The children in the unreliable group had no reason to trust that the researchers would bring a second marshmallow and as a result didn’t wait very long to eat the first one. The children in the second group, however, were training their brains to see delayed gratification as a positive, as whatever they were promised they got. So, the child’s brain registered (a) that waiting for gratification was worth it and (b) that they had the capability to wait. The result was that the second group waited an average of 4 times longer than the first group.

This proved that the child’s ability to delay gratification and exercise self-control was not a pre-determined trait but was a result of their experiences and environment. It only took a few minutes of reliable or unreliable experiences to push the actions of each child in one direction or the other. The relevance of this is that it shows that we can train ourselves to delay gratification.

As stated by Psychology Today, “Choosing to have something now might feel good, but making the effort to have discipline and manage your impulses can result in bigger or better rewards in the future. Over time, delaying gratification will improve your self-control and ultimately help you achieve your long-term goals faster”.

When we consider the world we now live in, everything is geared to immediate gratification; whereas, in the past we learned delayed gratification without consciously thinking about it. We wrote a letter, posted it and then waited for the reply. We didn’t have Google at our fingertips when we wanted to research something, or Whatsapp for immediate communication, etc. So where and how do the youth of today learn this critical skill, and what about us as adults? Haven’t we also started to fall into the trap of immediate gratification?

Can we learn delayed gratification?

The internet, video games, online shopping, and fast-foods are all examples of instant gratification. These all become subconscious. We need to become more mindful and start to be aware of our urges. We all have urges: to check our email or social media; to eat something sweet or fried; to procrastinate or find distractions. They arise in all of us, but that doesn’t mean we need to act on them. I know how easily I can get distracted by my emails and cell phone notifications and those then feed my procrastination tendencies that prevent me accomplishing what I need to.

We need to learn to wait for what we want and resist the temptation of what we could get or do right now.
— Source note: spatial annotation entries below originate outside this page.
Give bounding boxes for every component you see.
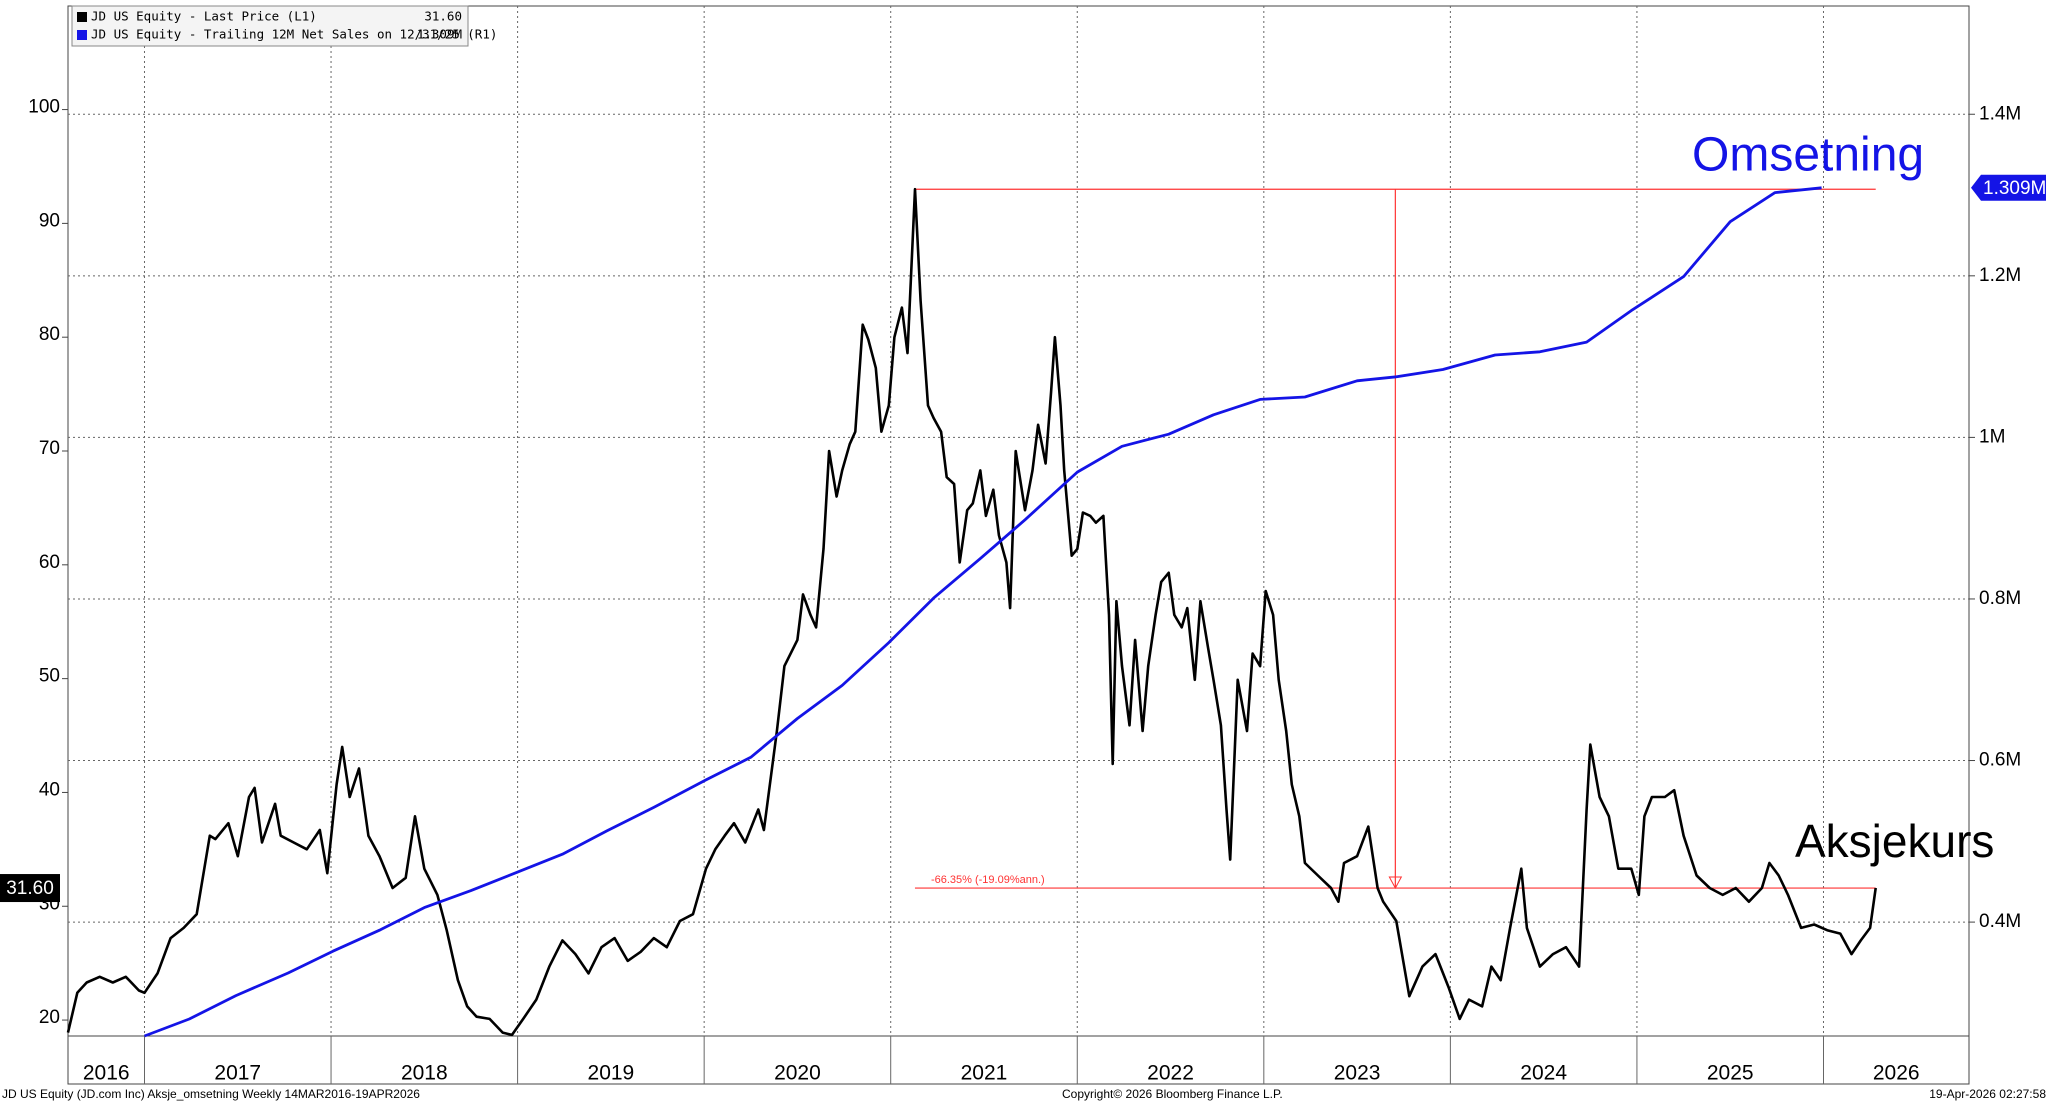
y-tick-label: 20	[39, 1007, 60, 1028]
series-line	[144, 186, 1822, 1038]
measure-label: -66.35% (-19.09%ann.)	[931, 874, 1045, 886]
marks: -66.35% (-19.09%ann.) 31.60 1.309M	[0, 174, 2046, 1038]
legend-value: 31.60	[424, 9, 462, 24]
legend-label: JD US Equity - Trailing 12M Net Sales on…	[91, 27, 497, 42]
legend-box	[71, 5, 469, 47]
last-value-label: 1.309M	[1983, 178, 2046, 199]
legend-value: 1.309M	[417, 27, 462, 42]
y-tick-label: 50	[39, 666, 60, 687]
series-line	[66, 187, 1877, 1037]
y-tick-label: 100	[28, 97, 60, 118]
legend-swatch	[77, 12, 87, 22]
y2-tick-label: 1.4M	[1979, 103, 2021, 124]
y2-tick-label: 0.6M	[1979, 750, 2021, 771]
y2-tick-label: 0.8M	[1979, 588, 2021, 609]
x-tick-label: 2018	[401, 1062, 448, 1085]
legend: JD US Equity - Last Price (L1) 31.60 JD US…	[71, 5, 497, 47]
x-tick-label: 2020	[774, 1062, 821, 1085]
y-tick-label: 70	[39, 438, 60, 459]
y-tick-label: 80	[39, 324, 60, 345]
x-tick-label: 2024	[1520, 1062, 1567, 1085]
footer: Copyright© 2026 Bloomberg Finance L.P.	[1062, 1087, 1283, 1101]
y-tick-label: 60	[39, 552, 60, 573]
x-tick-label: 2017	[214, 1062, 261, 1085]
y2-tick-label: 1.2M	[1979, 265, 2021, 286]
y-tick-label: 90	[39, 210, 60, 231]
legend-label: JD US Equity - Last Price (L1)	[91, 9, 317, 24]
x-tick-label: 2025	[1707, 1062, 1754, 1085]
grid: 2016 2017 2018 2019 2020 2021 2022 2023 2024 2025…	[28, 5, 2021, 1085]
x-tick-label: 2021	[961, 1062, 1008, 1085]
y2-tick-label: 1M	[1979, 426, 2005, 447]
x-tick-label: 2016	[83, 1062, 130, 1085]
plot-frame	[67, 5, 1970, 1085]
legend-swatch	[77, 30, 87, 40]
x-tick-label: 2023	[1334, 1062, 1381, 1085]
x-tick-label: 2022	[1147, 1062, 1194, 1085]
annotation: Aksjekurs	[1795, 815, 1994, 867]
last-value-tag	[0, 874, 60, 903]
measure-arrowhead	[1388, 876, 1403, 890]
annotation: Omsetning	[1692, 129, 1924, 182]
x-tick-label: 2026	[1873, 1062, 1920, 1085]
last-value-tag	[1971, 174, 2046, 201]
footer: JD US Equity (JD.com Inc) Aksje_omsetnin…	[2, 1087, 420, 1101]
last-value-label: 31.60	[6, 878, 54, 899]
x-tick-label: 2019	[588, 1062, 635, 1085]
footer: 19-Apr-2026 02:27:58	[1929, 1087, 2046, 1101]
y-tick-label: 40	[39, 779, 60, 800]
y2-tick-label: 0.4M	[1979, 911, 2021, 932]
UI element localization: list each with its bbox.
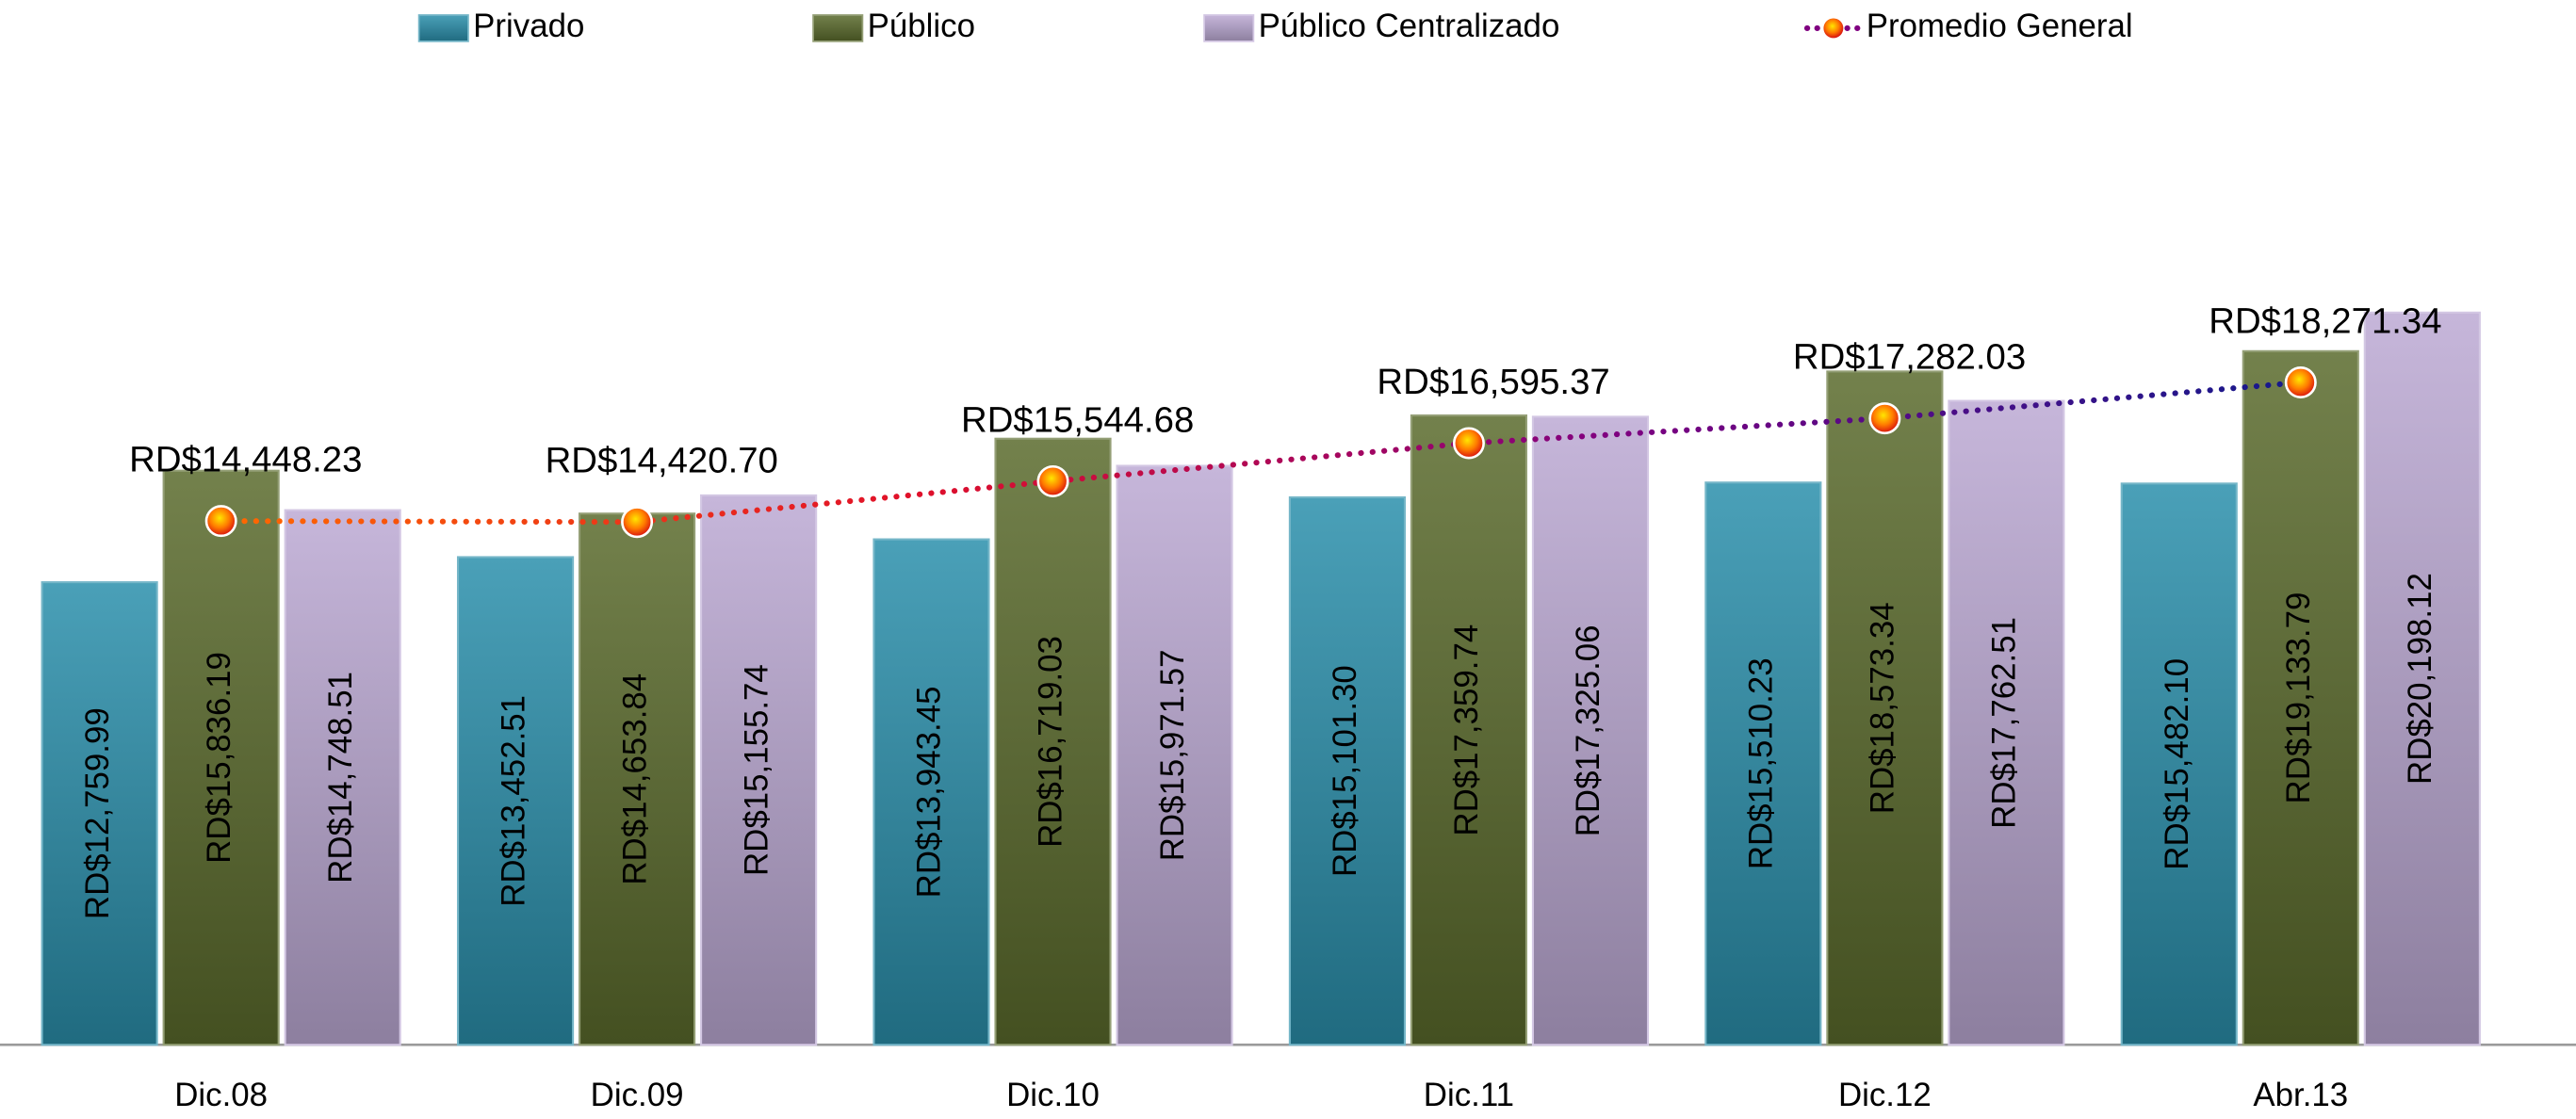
data-label: RD$14,748.51 xyxy=(322,672,359,884)
legend-label: Público Centralizado xyxy=(1259,8,1560,44)
bar xyxy=(2120,482,2238,1046)
line-marker xyxy=(2284,365,2317,398)
bar xyxy=(1288,495,1406,1046)
line-marker xyxy=(1868,402,1901,435)
bar xyxy=(994,437,1112,1046)
line-label: RD$16,595.37 xyxy=(1377,362,1609,402)
legend-swatch xyxy=(1823,18,1844,39)
line-marker xyxy=(204,505,237,538)
bar xyxy=(1826,370,1944,1046)
bar xyxy=(700,494,818,1046)
data-label: RD$16,719.03 xyxy=(1033,636,1069,848)
data-label: RD$15,101.30 xyxy=(1327,665,1363,877)
data-label: RD$19,133.79 xyxy=(2280,592,2317,804)
legend-label: Público xyxy=(868,8,975,44)
x-tick-label: Dic.10 xyxy=(1006,1077,1100,1113)
legend-swatch xyxy=(1203,14,1255,42)
line xyxy=(218,379,2304,526)
line-marker xyxy=(621,506,654,539)
x-tick-label: Abr.13 xyxy=(2253,1077,2348,1113)
bar xyxy=(1116,464,1233,1046)
data-label: RD$15,510.23 xyxy=(1743,657,1780,869)
line-marker xyxy=(1452,427,1485,460)
bar xyxy=(1531,415,1650,1046)
data-label: RD$17,762.51 xyxy=(1986,617,2023,829)
data-label: RD$15,971.57 xyxy=(1154,649,1191,861)
bar xyxy=(1410,414,1528,1046)
data-label: RD$15,155.74 xyxy=(738,664,774,876)
bar xyxy=(872,538,990,1046)
legend-label: Privado xyxy=(473,8,584,44)
legend-swatch xyxy=(812,14,864,42)
x-tick-label: Dic.11 xyxy=(1424,1077,1514,1113)
x-tick-label: Dic.12 xyxy=(1838,1077,1932,1113)
line-label: RD$17,282.03 xyxy=(1793,336,2026,377)
bar xyxy=(2363,311,2481,1046)
bar xyxy=(456,556,575,1046)
line-label: RD$14,420.70 xyxy=(546,441,778,481)
data-label: RD$13,943.45 xyxy=(911,686,948,898)
bar xyxy=(1948,399,2065,1046)
bar xyxy=(579,512,696,1046)
data-label: RD$17,325.06 xyxy=(1570,624,1606,836)
line-label: RD$14,448.23 xyxy=(129,439,362,479)
data-label: RD$20,198.12 xyxy=(2402,573,2438,785)
line-label: RD$15,544.68 xyxy=(961,399,1194,440)
data-label: RD$15,836.19 xyxy=(201,652,237,864)
data-label: RD$18,573.34 xyxy=(1865,602,1901,814)
legend-label: Promedio General xyxy=(1867,8,2133,44)
bar xyxy=(2242,349,2359,1046)
bar xyxy=(162,469,280,1046)
bar xyxy=(41,581,158,1046)
bar xyxy=(1704,481,1822,1046)
data-label: RD$14,653.84 xyxy=(616,673,653,885)
bar xyxy=(284,509,401,1046)
legend-swatch xyxy=(417,14,469,42)
line-label: RD$18,271.34 xyxy=(2209,300,2441,341)
x-tick-label: Dic.08 xyxy=(174,1077,268,1113)
line-marker xyxy=(1036,464,1069,497)
x-tick-label: Dic.09 xyxy=(591,1077,684,1113)
data-label: RD$13,452.51 xyxy=(495,695,531,907)
data-label: RD$17,359.74 xyxy=(1448,624,1485,836)
data-label: RD$12,759.99 xyxy=(79,707,116,919)
data-label: RD$15,482.10 xyxy=(2159,658,2195,870)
This includes: healthier eating; working a bit harder for the promotion we want; not settling for what we can get now but holding out for our longer-term goals; saving up for our dream home, the holiday we want to take or even grooming our junior employees – short-term benefit of ‘doing’ the work now rather than delegating it in order to build expertise in the longer term.


4 tips to build delayed gratification

  1. Understand your values and long-term goals

You need to know what you are working towards and what you may need to sacrifice to achieve it, eg: Do I go and socialize with my friends tonight or do I stay home and study so that I can pass my exam and get my degree?

  1. Start small

Start with delaying rewards by a day, then maybe build up to a week, until it becomes more ingrained in your behavior

  1. Be mindful

Watch for those habits of behavior. Be aware of your temptations and defaulting back to those without conscious thought – beware your autopilot tendency.

  1. Eliminate temptation

Eg: if you are trying to save money, set up a debit order that takes the money out of your account before you can spend it. If you are wanting to lose weight or get fit, commit to training with someone and go straight to the gym after work before you find excuses to go for drink or coffee after work.

Consequential Thinking

In delaying your gratification, you will also improve your self-worth as you start to achieve more of your longer-term goals. The EQ Competency of Consequential Thinking will support you to do this as you will be weighing the costs and benefits of your choices and looking at the longer-term view rather than the immediate or short-term benefits, and this will reduce impulsivity. We may need to endure short term pain to achieve long term gain.

How do you use delayed gratification in your life?